Until his brothers arrived, and started messing with everything.
“
That’s why they’re trying to kill me. If I’m gone, there’s nothing protecting the veil. No one to close the doors.” He walks slowly through the room. Runs white fingers through the insubstantial bodies of the programmers from his memory, but no one takes his hand. No one ever treated him like a person, before Tanyana.
“
But maintaining the veil is too big a job for just one Keeper. I know you think I’m not good enough. I know you’ve been upgrading me. Because I’m a tool to you.

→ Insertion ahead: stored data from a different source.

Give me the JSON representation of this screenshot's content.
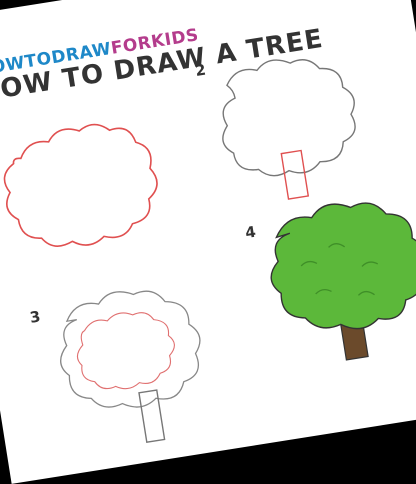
{
  "brand": {
    "part1": "HOWTODRAW",
    "part2": "FORKIDS"
  },
  "title": "HOW TO DRAW A TREE",
  "steps": [
    {
      "number": "2"
    },
    {
      "number": "3"
    },
    {
      "number": "4"
    }
  ],
  "colors": {
    "outline": "#555555",
    "guide_red": "#e05050",
    "foliage_green": "#5cb83a",
    "foliage_shadow": "#3f8f28",
    "trunk_brown": "#6b4a2b"
  }
}
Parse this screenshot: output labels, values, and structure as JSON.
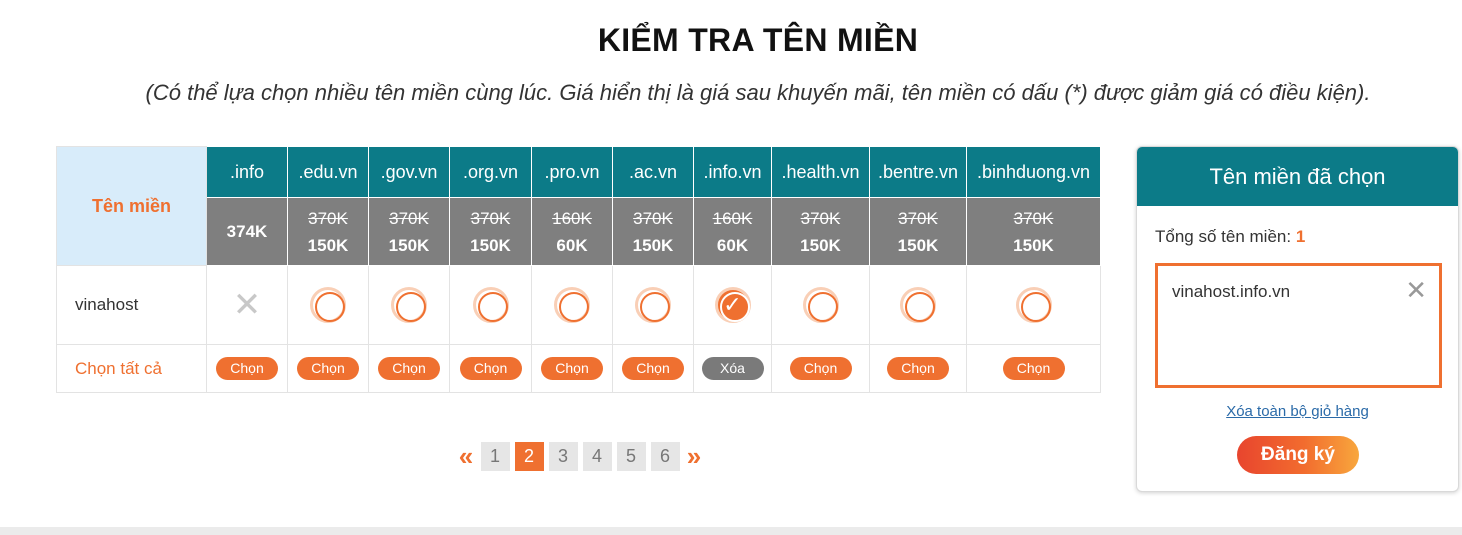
{
  "title": "KIỂM TRA TÊN MIỀN",
  "subtitle": "(Có thể lựa chọn nhiều tên miền cùng lúc. Giá hiển thị là giá sau khuyến mãi, tên miền có dấu (*) được giảm giá có điều kiện).",
  "table": {
    "header_label": "Tên miền",
    "extensions": [
      {
        "name": ".info",
        "old_price": "",
        "price": "374K",
        "status": "unavailable",
        "action": "Chọn"
      },
      {
        "name": ".edu.vn",
        "old_price": "370K",
        "price": "150K",
        "status": "available",
        "action": "Chọn"
      },
      {
        "name": ".gov.vn",
        "old_price": "370K",
        "price": "150K",
        "status": "available",
        "action": "Chọn"
      },
      {
        "name": ".org.vn",
        "old_price": "370K",
        "price": "150K",
        "status": "available",
        "action": "Chọn"
      },
      {
        "name": ".pro.vn",
        "old_price": "160K",
        "price": "60K",
        "status": "available",
        "action": "Chọn"
      },
      {
        "name": ".ac.vn",
        "old_price": "370K",
        "price": "150K",
        "status": "available",
        "action": "Chọn"
      },
      {
        "name": ".info.vn",
        "old_price": "160K",
        "price": "60K",
        "status": "selected",
        "action": "Xóa"
      },
      {
        "name": ".health.vn",
        "old_price": "370K",
        "price": "150K",
        "status": "available",
        "action": "Chọn"
      },
      {
        "name": ".bentre.vn",
        "old_price": "370K",
        "price": "150K",
        "status": "available",
        "action": "Chọn"
      },
      {
        "name": ".binhduong.vn",
        "old_price": "370K",
        "price": "150K",
        "status": "available",
        "action": "Chọn"
      }
    ],
    "row_name": "vinahost",
    "select_all_label": "Chọn tất cả"
  },
  "pagination": {
    "prev": "«",
    "next": "»",
    "pages": [
      "1",
      "2",
      "3",
      "4",
      "5",
      "6"
    ],
    "current": "2"
  },
  "cart": {
    "title": "Tên miền đã chọn",
    "count_label": "Tổng số tên miền:",
    "count": "1",
    "items": [
      "vinahost.info.vn"
    ],
    "remove_icon": "close-icon",
    "clear_label": "Xóa toàn bộ giỏ hàng",
    "register_label": "Đăng ký"
  },
  "colors": {
    "accent": "#ef7030",
    "teal": "#0c7b88",
    "price_bg": "#7f7f7f",
    "header_bg": "#d8ecfa"
  }
}
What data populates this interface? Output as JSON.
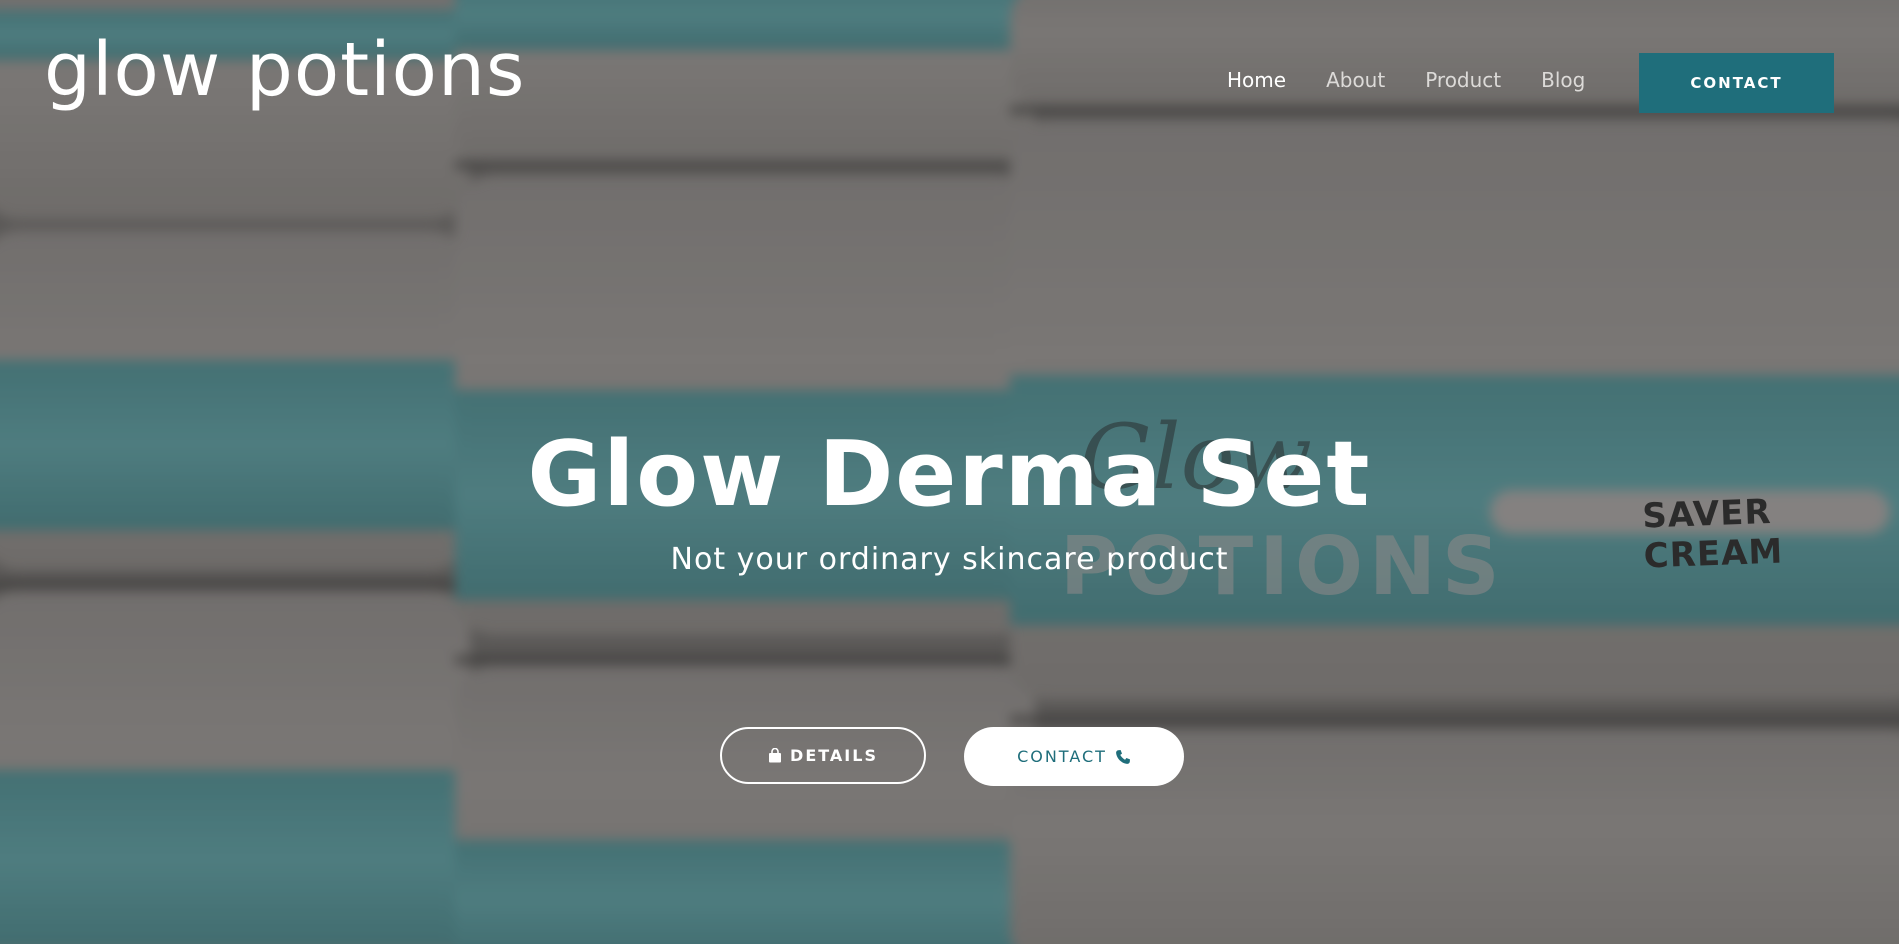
{
  "header": {
    "logo_text": "glow potions",
    "nav": [
      {
        "label": "Home",
        "active": true
      },
      {
        "label": "About",
        "active": false
      },
      {
        "label": "Product",
        "active": false
      },
      {
        "label": "Blog",
        "active": false
      }
    ],
    "contact_label": "CONTACT"
  },
  "hero": {
    "title": "Glow Derma Set",
    "subtitle": "Not your ordinary skincare product",
    "details_label": "DETAILS",
    "details_icon": "shopping-bag-icon",
    "contact_label": "CONTACT",
    "contact_icon": "phone-icon"
  },
  "background": {
    "jar_label_text": "SAVER CREAM",
    "jar_brand_text": "POTIONS"
  },
  "colors": {
    "accent": "#1f6e7b",
    "jar_band": "#5e9ea2"
  }
}
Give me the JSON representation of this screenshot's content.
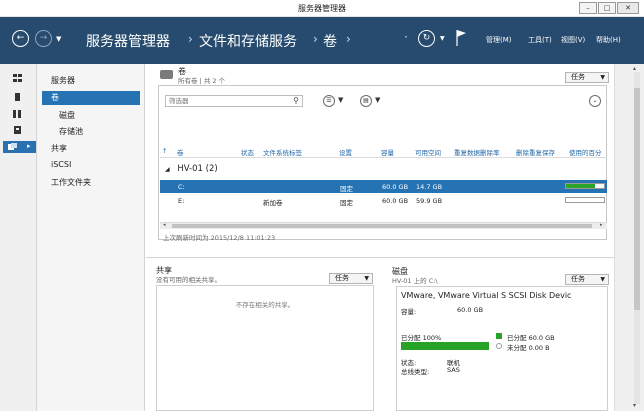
{
  "window": {
    "title": "服务器管理器",
    "minimize": "–",
    "maximize": "□",
    "close": "✕"
  },
  "header": {
    "breadcrumb": [
      "服务器管理器",
      "文件和存储服务",
      "卷"
    ],
    "separator": "›",
    "menus": {
      "manage": "管理(M)",
      "tools": "工具(T)",
      "view": "视图(V)",
      "help": "帮助(H)"
    }
  },
  "nav": {
    "items": {
      "servers": "服务器",
      "volumes": "卷",
      "disks": "磁盘",
      "storage_pools": "存储池",
      "shares": "共享",
      "iscsi": "iSCSI",
      "work_folders": "工作文件夹"
    }
  },
  "volumes": {
    "title": "卷",
    "subtitle": "所有卷 | 共 2 个",
    "tasks": "任务",
    "filter_placeholder": "筛选器",
    "columns": [
      "卷",
      "状态",
      "文件系统标签",
      "设置",
      "容量",
      "可用空间",
      "重复数据删除率",
      "删除重复保存",
      "使用的百分"
    ],
    "group": "HV-01 (2)",
    "rows": [
      {
        "volume": "C:",
        "status": "",
        "label": "",
        "setting": "固定",
        "capacity": "60.0 GB",
        "free": "14.7 GB",
        "used_fraction": 0.76
      },
      {
        "volume": "E:",
        "status": "",
        "label": "新加卷",
        "setting": "固定",
        "capacity": "60.0 GB",
        "free": "59.9 GB",
        "used_fraction": 0.002
      }
    ],
    "last_refresh": "上次刷新时间为 2015/12/8 11:01:23"
  },
  "shares": {
    "title": "共享",
    "subtitle": "没有可用的相关共享。",
    "tasks": "任务",
    "empty_message": "不存在相关的共享。"
  },
  "disk": {
    "title": "磁盘",
    "subtitle": "HV-01 上的 C:\\",
    "tasks": "任务",
    "name": "VMware, VMware Virtual S SCSI Disk Devic",
    "capacity_label": "容量:",
    "capacity_value": "60.0 GB",
    "allocated_label": "已分配 100%",
    "allocated_fraction": 1.0,
    "legend_allocated": "已分配 60.0 GB",
    "legend_unallocated": "未分配 0.00 B",
    "status_label": "状态:",
    "status_value": "联机",
    "bus_label": "总线类型:",
    "bus_value": "SAS"
  },
  "colors": {
    "header_bg": "#264b6f",
    "selection": "#2673b4",
    "usage_green": "#2aa52a"
  }
}
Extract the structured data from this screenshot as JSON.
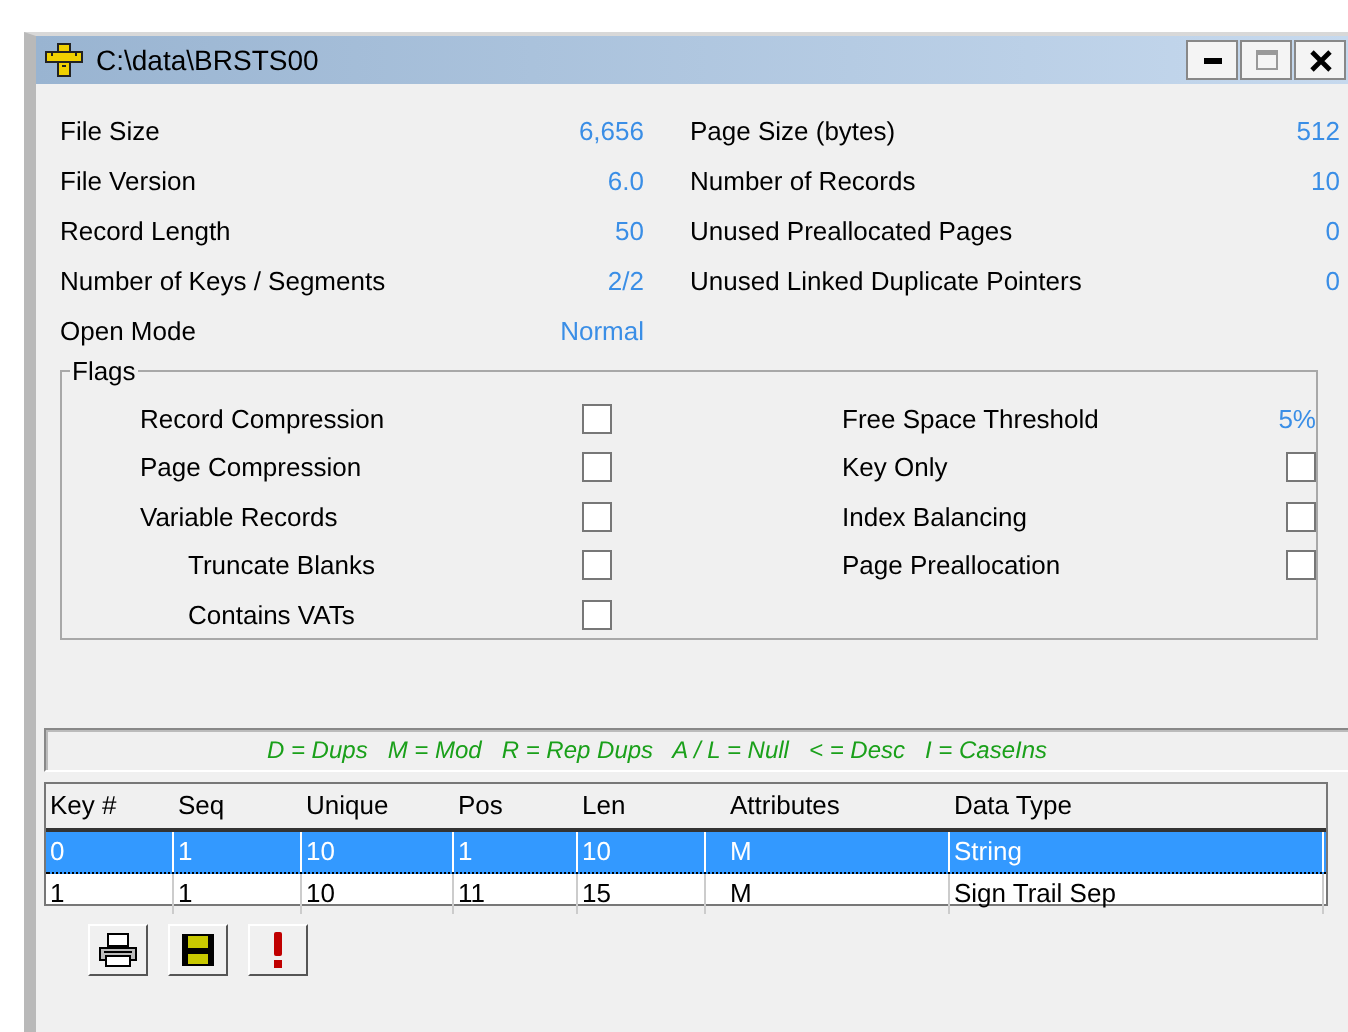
{
  "window": {
    "title": "C:\\data\\BRSTS00"
  },
  "info_left": [
    {
      "label": "File Size",
      "value": "6,656"
    },
    {
      "label": "File Version",
      "value": "6.0"
    },
    {
      "label": "Record Length",
      "value": "50"
    },
    {
      "label": "Number of Keys / Segments",
      "value": "2/2"
    },
    {
      "label": "Open Mode",
      "value": "Normal"
    }
  ],
  "info_right": [
    {
      "label": "Page Size (bytes)",
      "value": "512"
    },
    {
      "label": "Number of Records",
      "value": "10"
    },
    {
      "label": "Unused Preallocated Pages",
      "value": "0"
    },
    {
      "label": "Unused Linked Duplicate Pointers",
      "value": "0"
    }
  ],
  "flags": {
    "title": "Flags",
    "left": [
      {
        "kind": "checkbox",
        "label": "Record Compression",
        "checked": false
      },
      {
        "kind": "checkbox",
        "label": "Page Compression",
        "checked": false
      },
      {
        "kind": "checkbox",
        "label": "Variable Records",
        "checked": false,
        "children": [
          {
            "kind": "checkbox",
            "label": "Truncate Blanks",
            "checked": false
          },
          {
            "kind": "checkbox",
            "label": "Contains VATs",
            "checked": false
          }
        ]
      }
    ],
    "right": [
      {
        "kind": "value",
        "label": "Free Space Threshold",
        "value": "5%"
      },
      {
        "kind": "checkbox",
        "label": "Key Only",
        "checked": false
      },
      {
        "kind": "checkbox",
        "label": "Index Balancing",
        "checked": false
      },
      {
        "kind": "checkbox",
        "label": "Page Preallocation",
        "checked": false
      }
    ]
  },
  "legend": "D = Dups   M = Mod   R = Rep Dups   A / L = Null   < = Desc   I = CaseIns",
  "table": {
    "columns": [
      "Key #",
      "Seq",
      "Unique",
      "Pos",
      "Len",
      "Attributes",
      "Data Type"
    ],
    "rows": [
      {
        "selected": true,
        "cells": [
          "0",
          "1",
          "10",
          "1",
          "10",
          "M",
          "String"
        ]
      },
      {
        "selected": false,
        "cells": [
          "1",
          "1",
          "10",
          "11",
          "15",
          "M",
          "Sign Trail Sep"
        ]
      }
    ]
  }
}
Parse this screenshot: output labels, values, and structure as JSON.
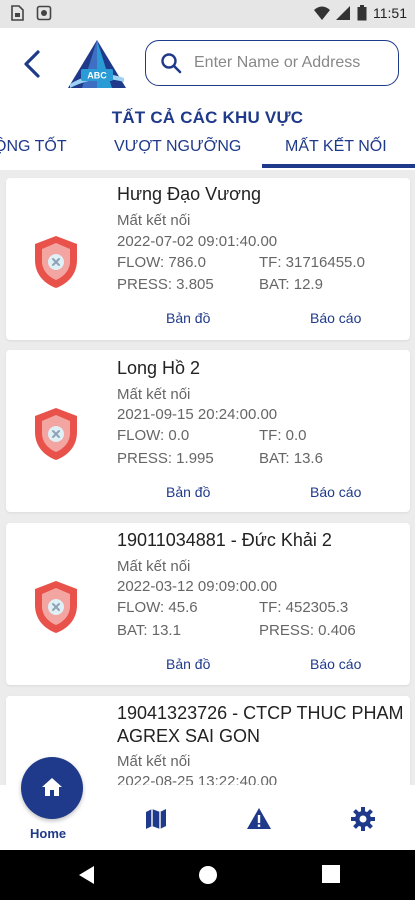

Not a friend.”
“
You are just a program,” the girl says. “Programs don’t need friends.”
But he does.
“You altered me, over and over, and the bits you didn’t like you threw away, into the veil between worlds. But they didn’t die there. They told me, the veil is not what you all think it is. The veil is lush, the veil is rich. It’s where my brothers were born, from my discarded off-cuts. All because you don’t believe in me.”